Un contratto che riflette la sua salute

Marquez ha riconosciuto pubblicamente che le conseguenze delle sue infortuni richiedono un attento monitoraggio. La sua condizione fisica potrebbe influenzare la sua decisione di proseguire nella carriera. Il contratto, spiega Pernat, è stato progettato per permettergli di rimanere in gara finché sarà in grado di competere, ma anche di lasciare se non riuscirà a mantenere un livello adeguato. Questo modello, che si differenzia da quelli firmati in passato con Honda, riflette una realtà diversa: Marquez non è più certo di vincere ogni anno, ma vuole continuare a lottare per i successi. La sua salute, quindi, diventa un fattore chiave nella sua carriera.
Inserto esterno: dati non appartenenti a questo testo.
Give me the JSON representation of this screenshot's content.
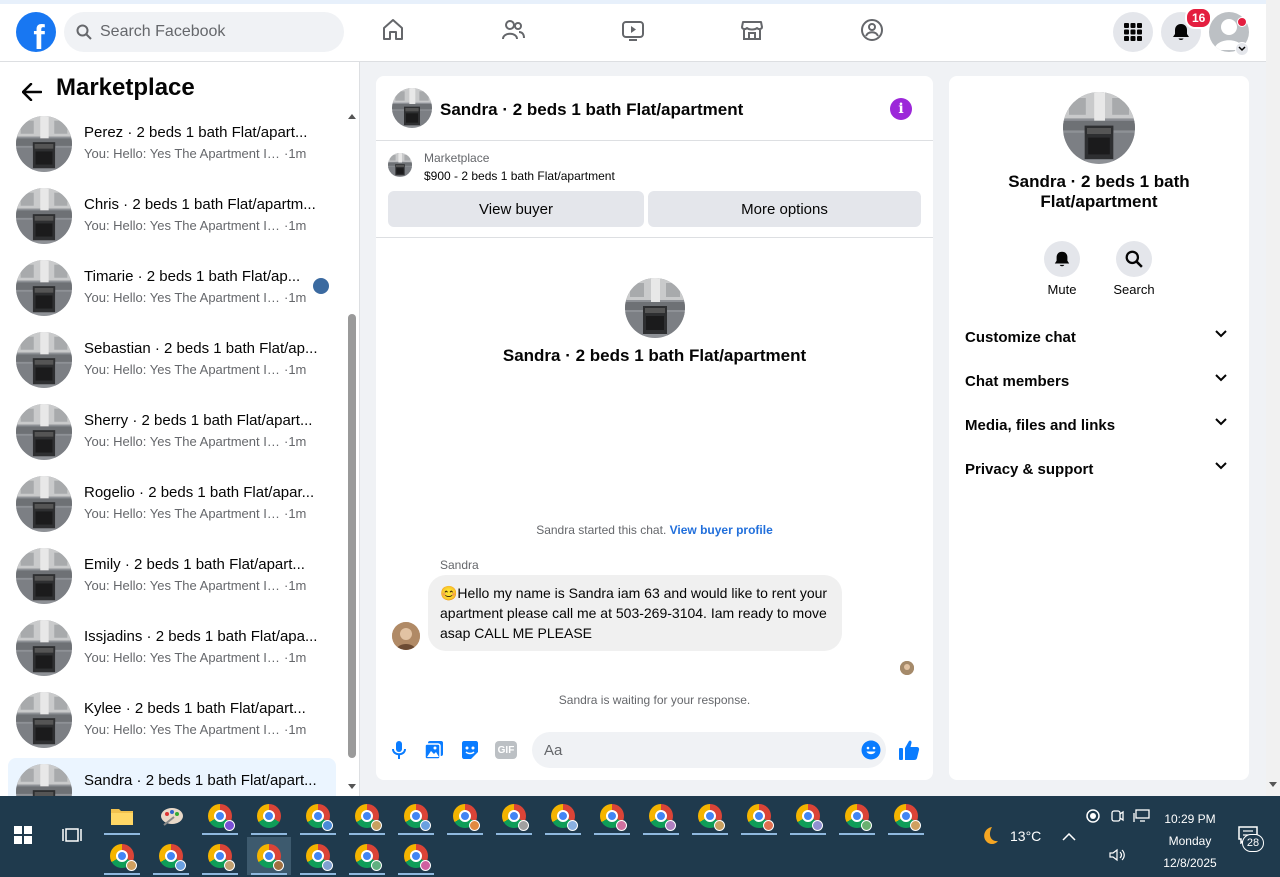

La strategia di Ducati per il futuro

Ducati ha già iniziato a preparare la sua successione. Pedro Acosta, uno dei più promettenti piloti della categoria, arriverà in squadra nel 2027, accanto a Marquez. Questo tandem rappresenta una combinazione tra l’esperienza del campione e la freschezza del talento emergente. Altri piloti, come Fermin Aldeguer e Nicolo Bulega, sono già in lista per supportare la squadra. Pernat ha spiegato che il piano B è già in atto con Acosta, il che significa che Ducati ha già in mente un successore per Marquez. Se il pilota non riuscirà a mantenere un livello competitivo, il team avrà già un sostituto pronto. Questo approccio mostra una strategia lungimirante, che mira a garantire la continuità della squadra anche dopo la fine della carriera di Marquez.

Il contratto di Marquez non è solo una questione di salute, ma anche di economia. Il salario fisso, che si aggira intorno ai 5 milioni di euro, è significativamente inferiore rispetto ai 15 milioni che riceveva in passato con Honda. Tuttavia, le prime paghe sono accompagnate da importanti bonus legati alle prestazioni. Pernat ha spiegato che, nonostante il calo del salario base, le prestazioni di Marquez hanno permesso di ottenere bonus sostanziosi. Questo modello, che riduce la parte fissa e aumenta le ricompense in base ai risultati, riflette una strategia di risparmio e di motivazione. La sua capacità di vincere, quindi, continua a essere un fattore cruciale per il suo stipendio.

Il contratto di Marquez con Ducati rappresenta un passo importante nella sua carriera. Non solo è un accordo economico, ma anche un accordo di fiducia tra il pilota e la squadra. La sua salute, la sua capacità di competere e la sua volontà di vincere sono i fattori che determineranno il suo futuro. Se riuscirà a mantenere un livello elevato, Ducati potrebbe decidere di prolungare il contratto. Se non sarà più in grado di competere, il team avrà già un sostituto pronto. Questo modello, che combina sicurezza e flessibilità, mostra come il MotoGP si adatti ai cambiamenti del mondo del motorsport. Marquez, con la sua esperienza e la sua determinazione, rimane un pilota chiave per Ducati, ma il suo futuro è in bilico, come il contratto stesso.